Any other custom catalog can access the properties by implementing Catalog.initialize(catalogName, catalogProperties)
.
The properties can be manually constructed or passed in from a compute engine like Spark or Flink.
Spark uses its session properties as catalog properties, see more details in the Spark configuration section.
Flink passes in catalog properties through CREATE CATALOG
statement, see more details in the Flink section.
Lock catalog properties¶
Here are the catalog properties related to locking. They are used by some catalog implementations to control the locking behavior during commits.
Property | Default | Description |
---|---|---|
lock-impl | null | a custom implementation of the lock manager, the actual interface depends on the catalog used |
lock.table | null | an auxiliary table for locking, such as in AWS DynamoDB lock manager |
lock.acquire-interval-ms | 5 seconds | the interval to wait between each attempt to acquire a lock |
lock.acquire-timeout-ms | 3 minutes | the maximum time to try acquiring a lock |
lock.heartbeat-interval-ms | 3 seconds | the interval to wait between each heartbeat after acquiring a lock |
lock.heartbeat-timeout-ms | 15 seconds | the maximum time without a heartbeat to consider a lock expired |
Hadoop configuration¶
The following properties from the Hadoop configuration are used by the Hive Metastore connector.
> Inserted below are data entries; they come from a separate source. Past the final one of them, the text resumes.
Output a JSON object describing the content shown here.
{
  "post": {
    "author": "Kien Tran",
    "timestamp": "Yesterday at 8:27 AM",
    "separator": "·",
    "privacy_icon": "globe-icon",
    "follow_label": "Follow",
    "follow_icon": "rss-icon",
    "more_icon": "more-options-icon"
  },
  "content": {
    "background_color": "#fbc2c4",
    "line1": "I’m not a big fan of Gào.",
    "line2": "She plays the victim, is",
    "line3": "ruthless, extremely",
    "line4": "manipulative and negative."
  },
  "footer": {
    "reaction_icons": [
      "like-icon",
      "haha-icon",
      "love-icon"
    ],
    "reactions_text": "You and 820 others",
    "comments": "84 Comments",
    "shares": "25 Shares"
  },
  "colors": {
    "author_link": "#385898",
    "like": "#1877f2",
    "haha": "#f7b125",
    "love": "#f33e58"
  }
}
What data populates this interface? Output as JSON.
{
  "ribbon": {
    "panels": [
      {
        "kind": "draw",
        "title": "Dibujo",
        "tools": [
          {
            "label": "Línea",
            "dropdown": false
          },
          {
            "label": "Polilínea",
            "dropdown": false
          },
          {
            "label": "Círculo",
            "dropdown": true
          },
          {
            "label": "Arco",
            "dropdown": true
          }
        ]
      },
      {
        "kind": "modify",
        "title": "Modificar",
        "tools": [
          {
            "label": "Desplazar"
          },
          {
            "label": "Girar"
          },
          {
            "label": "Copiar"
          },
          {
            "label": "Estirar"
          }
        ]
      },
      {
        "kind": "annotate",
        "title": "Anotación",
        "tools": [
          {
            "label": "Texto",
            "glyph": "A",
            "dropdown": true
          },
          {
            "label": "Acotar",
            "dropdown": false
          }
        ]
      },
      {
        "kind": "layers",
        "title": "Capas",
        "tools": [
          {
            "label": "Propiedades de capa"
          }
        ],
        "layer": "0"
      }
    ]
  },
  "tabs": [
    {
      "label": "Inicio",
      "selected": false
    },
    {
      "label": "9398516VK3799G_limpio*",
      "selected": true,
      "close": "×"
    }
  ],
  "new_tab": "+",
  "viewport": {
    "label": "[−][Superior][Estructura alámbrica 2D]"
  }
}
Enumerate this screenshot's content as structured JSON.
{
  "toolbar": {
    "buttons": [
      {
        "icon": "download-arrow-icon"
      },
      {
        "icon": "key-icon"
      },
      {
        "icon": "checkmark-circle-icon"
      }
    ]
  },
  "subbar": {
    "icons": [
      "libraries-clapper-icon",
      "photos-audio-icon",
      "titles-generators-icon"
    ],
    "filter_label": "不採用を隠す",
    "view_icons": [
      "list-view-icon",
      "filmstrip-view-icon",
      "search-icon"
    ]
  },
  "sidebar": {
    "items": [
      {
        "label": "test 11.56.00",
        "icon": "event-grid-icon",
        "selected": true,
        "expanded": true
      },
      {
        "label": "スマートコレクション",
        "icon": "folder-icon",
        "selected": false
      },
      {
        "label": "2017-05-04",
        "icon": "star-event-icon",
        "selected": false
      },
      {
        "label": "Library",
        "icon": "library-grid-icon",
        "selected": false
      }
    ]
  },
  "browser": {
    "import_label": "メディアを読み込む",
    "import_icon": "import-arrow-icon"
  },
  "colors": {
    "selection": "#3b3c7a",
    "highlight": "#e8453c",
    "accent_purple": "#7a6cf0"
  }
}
Property | Default | Description |
---|---|---|
iceberg.hive.client-pool-size | 5 | The size of the Hive client pool when tracking tables in HMS |
iceberg.hive.lock-timeout-ms | 180000 (3 min) | Maximum time in milliseconds to acquire a lock |
iceberg.hive.lock-check-min-wait-ms | 50 | Minimum time in milliseconds to check back on the status of lock acquisition |
iceberg.hive.lock-check-max-wait-ms | 5000 | Maximum time in milliseconds to check back on the status of lock acquisition |
Note: iceberg.hive.lock-check-max-wait-ms
should be less than the transaction timeout
of the Hive Metastore (hive.txn.timeout
or metastore.txn.timeout
in the newer versions). Otherwise, the heartbeats on the lock (which happens during the lock checks) would end up expiring in the
Hive Metastore before the lock is retried from Iceberg.